Thom Browne’s show at Pitti Uomo, the Italian menswear trade show, has been the talk of the town this week. Held at the Istituto di Scienze Militari Aeronautiche in Florence, it was the designer’s first time to show in Europe. For anyone unfamiliar with Browne, the show made for an excellent primer.
“A lot of Europeans don’t know me,” Browne said. “So I wanted to do something very signature. This presentation shows where it all started and what I’m all about.” (WWD, pass protected)

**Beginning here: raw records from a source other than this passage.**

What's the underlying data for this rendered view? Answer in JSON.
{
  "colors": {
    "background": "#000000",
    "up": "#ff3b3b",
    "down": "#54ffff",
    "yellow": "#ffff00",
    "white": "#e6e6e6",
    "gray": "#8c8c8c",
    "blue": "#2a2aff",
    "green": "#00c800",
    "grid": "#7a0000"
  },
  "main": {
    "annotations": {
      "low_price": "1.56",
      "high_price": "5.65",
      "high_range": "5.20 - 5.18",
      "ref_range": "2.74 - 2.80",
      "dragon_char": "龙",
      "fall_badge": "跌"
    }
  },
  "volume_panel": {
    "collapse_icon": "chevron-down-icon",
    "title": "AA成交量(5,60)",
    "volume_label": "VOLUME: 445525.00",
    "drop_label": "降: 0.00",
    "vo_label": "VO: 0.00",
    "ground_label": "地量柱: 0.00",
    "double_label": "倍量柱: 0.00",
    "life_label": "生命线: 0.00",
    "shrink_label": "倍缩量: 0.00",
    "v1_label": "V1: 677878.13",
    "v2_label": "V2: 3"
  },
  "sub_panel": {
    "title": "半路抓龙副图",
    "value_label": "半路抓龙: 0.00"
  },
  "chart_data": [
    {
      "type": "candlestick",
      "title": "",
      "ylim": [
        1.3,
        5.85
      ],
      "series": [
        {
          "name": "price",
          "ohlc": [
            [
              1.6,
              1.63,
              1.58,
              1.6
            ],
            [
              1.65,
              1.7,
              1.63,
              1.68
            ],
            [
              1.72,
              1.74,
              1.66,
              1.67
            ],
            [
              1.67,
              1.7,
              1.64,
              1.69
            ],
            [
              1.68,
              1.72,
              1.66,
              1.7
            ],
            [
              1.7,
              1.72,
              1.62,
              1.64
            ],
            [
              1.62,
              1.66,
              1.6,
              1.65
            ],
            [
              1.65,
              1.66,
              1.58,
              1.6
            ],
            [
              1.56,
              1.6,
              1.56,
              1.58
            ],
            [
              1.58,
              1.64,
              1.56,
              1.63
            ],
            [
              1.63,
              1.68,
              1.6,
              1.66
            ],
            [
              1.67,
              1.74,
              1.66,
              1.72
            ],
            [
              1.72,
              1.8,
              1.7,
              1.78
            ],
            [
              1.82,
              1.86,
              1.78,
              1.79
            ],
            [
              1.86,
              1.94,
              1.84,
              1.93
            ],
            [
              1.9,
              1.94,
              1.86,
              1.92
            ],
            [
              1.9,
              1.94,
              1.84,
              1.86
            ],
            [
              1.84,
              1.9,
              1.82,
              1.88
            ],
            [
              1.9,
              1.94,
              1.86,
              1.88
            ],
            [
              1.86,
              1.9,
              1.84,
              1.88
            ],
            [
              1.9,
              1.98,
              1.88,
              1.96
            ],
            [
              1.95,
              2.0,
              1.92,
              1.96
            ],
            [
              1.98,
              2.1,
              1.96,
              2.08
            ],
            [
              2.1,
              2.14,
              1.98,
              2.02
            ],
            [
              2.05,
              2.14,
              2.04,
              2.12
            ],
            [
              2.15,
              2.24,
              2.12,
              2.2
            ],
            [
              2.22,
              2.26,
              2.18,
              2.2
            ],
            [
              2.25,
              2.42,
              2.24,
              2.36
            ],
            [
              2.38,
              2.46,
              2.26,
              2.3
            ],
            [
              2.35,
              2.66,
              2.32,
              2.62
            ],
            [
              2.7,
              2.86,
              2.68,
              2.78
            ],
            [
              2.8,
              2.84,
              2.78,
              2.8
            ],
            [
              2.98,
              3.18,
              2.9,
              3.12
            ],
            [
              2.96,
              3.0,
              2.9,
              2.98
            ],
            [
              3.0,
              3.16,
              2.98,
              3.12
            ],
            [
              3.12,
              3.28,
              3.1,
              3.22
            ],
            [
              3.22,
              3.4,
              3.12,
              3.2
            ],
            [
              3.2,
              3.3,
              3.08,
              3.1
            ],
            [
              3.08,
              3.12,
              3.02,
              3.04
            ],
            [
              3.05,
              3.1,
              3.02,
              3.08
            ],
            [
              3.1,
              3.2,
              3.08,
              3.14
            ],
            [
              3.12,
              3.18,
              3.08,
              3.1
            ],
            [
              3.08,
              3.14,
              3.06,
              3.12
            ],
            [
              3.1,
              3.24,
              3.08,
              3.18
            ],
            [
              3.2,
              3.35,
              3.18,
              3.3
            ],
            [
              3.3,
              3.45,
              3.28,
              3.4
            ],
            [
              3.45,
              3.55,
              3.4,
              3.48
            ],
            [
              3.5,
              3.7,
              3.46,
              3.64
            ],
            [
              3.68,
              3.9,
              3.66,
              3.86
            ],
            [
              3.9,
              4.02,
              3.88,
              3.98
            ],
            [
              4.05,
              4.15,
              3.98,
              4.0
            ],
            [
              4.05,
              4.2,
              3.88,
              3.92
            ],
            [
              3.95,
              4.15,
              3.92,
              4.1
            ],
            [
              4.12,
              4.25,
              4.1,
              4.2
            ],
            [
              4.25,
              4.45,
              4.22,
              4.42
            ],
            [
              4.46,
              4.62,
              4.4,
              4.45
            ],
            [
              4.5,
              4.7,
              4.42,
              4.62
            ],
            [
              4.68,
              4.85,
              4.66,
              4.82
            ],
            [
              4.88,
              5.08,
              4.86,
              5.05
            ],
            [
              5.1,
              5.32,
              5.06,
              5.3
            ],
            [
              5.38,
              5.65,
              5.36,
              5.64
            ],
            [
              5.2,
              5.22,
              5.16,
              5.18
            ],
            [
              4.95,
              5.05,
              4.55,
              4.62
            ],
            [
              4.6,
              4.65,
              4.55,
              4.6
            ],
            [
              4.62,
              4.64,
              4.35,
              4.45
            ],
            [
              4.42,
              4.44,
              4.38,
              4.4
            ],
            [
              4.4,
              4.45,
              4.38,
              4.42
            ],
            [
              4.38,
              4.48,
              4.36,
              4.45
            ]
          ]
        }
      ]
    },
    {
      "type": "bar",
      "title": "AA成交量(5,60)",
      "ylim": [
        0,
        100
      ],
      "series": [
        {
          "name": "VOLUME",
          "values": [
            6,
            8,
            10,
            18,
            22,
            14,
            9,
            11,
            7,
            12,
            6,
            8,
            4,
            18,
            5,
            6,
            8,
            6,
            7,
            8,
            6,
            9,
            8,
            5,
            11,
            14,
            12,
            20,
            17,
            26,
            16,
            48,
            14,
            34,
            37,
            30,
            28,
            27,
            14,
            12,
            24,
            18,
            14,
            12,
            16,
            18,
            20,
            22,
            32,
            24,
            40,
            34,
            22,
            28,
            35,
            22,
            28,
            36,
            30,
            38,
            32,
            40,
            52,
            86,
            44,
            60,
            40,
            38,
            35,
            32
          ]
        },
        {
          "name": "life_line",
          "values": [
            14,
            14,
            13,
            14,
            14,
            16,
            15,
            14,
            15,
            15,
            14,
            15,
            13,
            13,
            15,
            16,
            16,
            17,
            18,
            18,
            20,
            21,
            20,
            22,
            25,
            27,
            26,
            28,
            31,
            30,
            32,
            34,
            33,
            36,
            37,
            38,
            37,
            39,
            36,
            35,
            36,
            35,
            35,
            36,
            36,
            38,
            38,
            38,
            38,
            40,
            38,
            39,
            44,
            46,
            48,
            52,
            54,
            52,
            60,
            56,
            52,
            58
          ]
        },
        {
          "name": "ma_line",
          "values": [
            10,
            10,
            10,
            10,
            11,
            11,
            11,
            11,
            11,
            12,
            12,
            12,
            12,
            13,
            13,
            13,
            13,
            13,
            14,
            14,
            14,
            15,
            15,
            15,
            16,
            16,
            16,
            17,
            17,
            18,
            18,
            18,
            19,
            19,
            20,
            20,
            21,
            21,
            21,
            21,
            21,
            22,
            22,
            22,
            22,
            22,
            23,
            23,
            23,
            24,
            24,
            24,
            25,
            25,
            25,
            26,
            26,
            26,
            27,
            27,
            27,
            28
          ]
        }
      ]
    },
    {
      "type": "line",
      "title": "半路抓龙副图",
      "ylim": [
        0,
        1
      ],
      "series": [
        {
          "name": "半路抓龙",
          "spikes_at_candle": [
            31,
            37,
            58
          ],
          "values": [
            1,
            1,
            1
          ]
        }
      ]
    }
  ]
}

I was immediately thrilled to see his mantra of “beauty is uniformity” left intact, but upon closer inspection, I realize the show is really a languorous advertisement for vintage Steelcase office furniture, Smith Corona typewriters, and Samsonite briefcases. Accessories aside, the theatre of his show is what I found most attractive. His Orwellian approach with the desk bell keeping time, the honeycomb-like colonization of the desks, and the Thombots reminded me of many McCarthy-era plays, and one film of the time, Orson Welles’ The Trial based on Kafka’s novel (TCM, 1/27, 6pm EST).
By taking the suit, the white collar uniform, and turning into an actual uniform, he does what few other designers are capable of: he celebrates the beauty of the uniform, of its quality, its sameness, while poking fun at its utter ridiculousness, poking fun at the even more ridiculous notion of mankind’s struggle for and against conformity.